After a 27-day medically induced coma during which one of his eyes had to be removed, Chapman awoke blind in his remaining eye, according to the Delta Optimist.
He underwent multiple surgeries and corneal transplants over the years, all of which granted him only brief periods of sight.
“Emotionally, I couldn’t deal with this roller coaster ride of having a little bit of good vision for just a month or two, and then going blind again,” the North Vancouver man told the Optimist. “It felt like Groundhog Day… for 20 years.”
National Post has contacted Chapman for comment.
Moloney, an Australian married to a Canadian, has known Chapman since he was a teenager, having treated him during a surgical fellowship in Vancouver around 2009-10.
Given their history and knowing what Chapman and his family have endured over the years, Moloney said he and the team were “all very invested in his outcome in particular.“
“We’ve gone from having very difficult conversations about a fragile situation with his eye to conversations where he just tells me what he’s seeing this week,” Moloney said.
“That’s an enormous relief and satisfaction for us to talk about that.”
It was while working with Chapman that a colleague first suggested Moloney learn OOKP.
When he returned to Australia, where the surgery also wasn’t being done, Moloney approached his med-school friend, Dr. Shannon Webber, a highly trained maxillofacial surgeon, about learning the technique first developed by Italian professor Bernedetto Strampelli in 1963 and since refined.
There are only a handful of places globally where the surgery is performed, and Moloney notes there are only about a dozen doctors with the knowledge.
So, the pair attended a gathering of those surgeons and found a willing tutor in Germany’s Dr.

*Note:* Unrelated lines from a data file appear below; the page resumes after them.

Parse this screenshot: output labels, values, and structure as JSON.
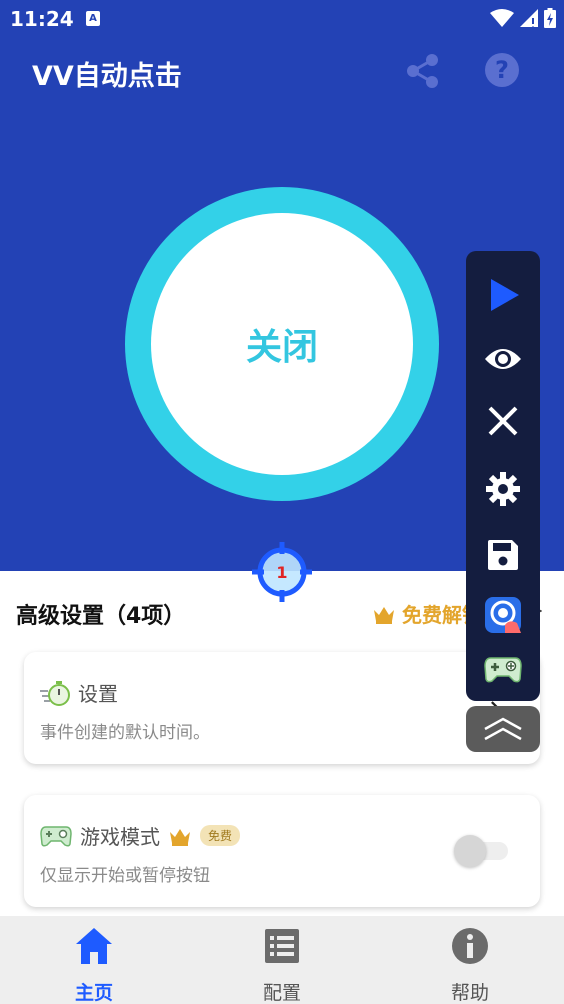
{
  "status_bar": {
    "time": "11:24",
    "notification_letter": "A"
  },
  "header": {
    "title": "VV自动点击",
    "share_icon": "share-icon",
    "help_icon": "help-icon"
  },
  "main_toggle": {
    "label": "关闭"
  },
  "target": {
    "number": "1"
  },
  "advanced": {
    "title": "高级设置（4项）",
    "unlock_label": "免费解锁",
    "chevron": ">"
  },
  "cards": [
    {
      "title": "设置",
      "subtitle": "事件创建的默认时间。",
      "icon": "stopwatch-icon"
    },
    {
      "title": "游戏模式",
      "badge": "免费",
      "subtitle": "仅显示开始或暂停按钮",
      "icon": "gamepad-icon",
      "toggle_on": false
    }
  ],
  "floating_panel": {
    "buttons": [
      "play-icon",
      "eye-icon",
      "close-icon",
      "gear-icon",
      "save-icon",
      "app-icon",
      "gamepad-icon"
    ],
    "collapse_icon": "double-chevron-up-icon"
  },
  "bottom_nav": [
    {
      "label": "主页",
      "icon": "home-icon",
      "active": true
    },
    {
      "label": "配置",
      "icon": "list-icon",
      "active": false
    },
    {
      "label": "帮助",
      "icon": "info-icon",
      "active": false
    }
  ],
  "colors": {
    "header_bg": "#2342b5",
    "ring": "#33d1e8",
    "accent_blue": "#1e5bff",
    "gold": "#e3a52c",
    "panel_bg": "#141d3f"
  }
}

Konrad Hille, who was nearing the end of his career and saw a need to pass on the skills.
After intensive training, they brought the technique back to Australia and established a program that returned sight to eight people before COVID-19 came along and shut things down. By 2021, he was being recruited back to Canada by Providence Health Care, where he quickly set out to establish an OOKP program.
After getting Health Canada’s product approval, Moloney said it took a massive fundraising effort by the St. Paul’s Foundation to get the $430,000 needed for start-up costs, training, equipment and annual operating expenses.

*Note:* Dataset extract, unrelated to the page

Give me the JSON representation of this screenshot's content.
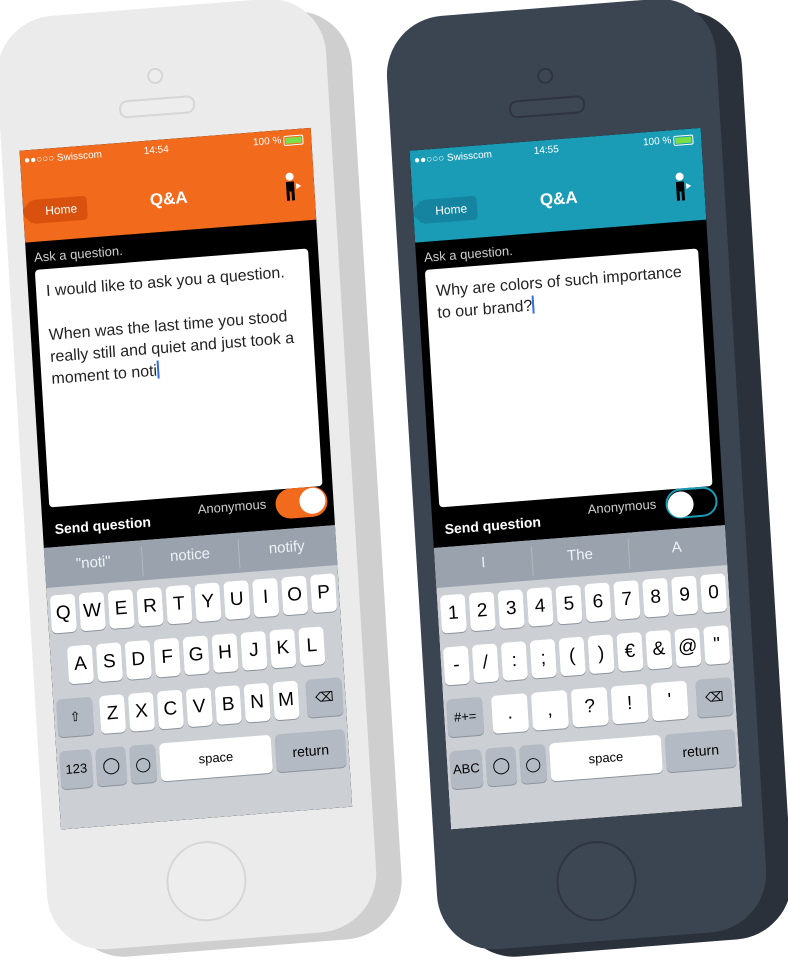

“There was a lot of support from local donors in Vancouver, a lot of support from the local ophthalmology community,” Moloney said. “This was not possible for me to do on my own.”
He credits Webber, who flew from Australia to be part of the surgeries and train staff, and the other surgical team members — maxillofacial surgeon Dr. Ben Kang, retinal specialist Dr. Andrew Kirker, and other hospital staffers. Kang, he noted, plans to help the patients further by replacing their missing teeth.
The next three patients — from Calgary, Ontario and Newfoundland and Labrador, respectively — are due to begin the process in the coming months.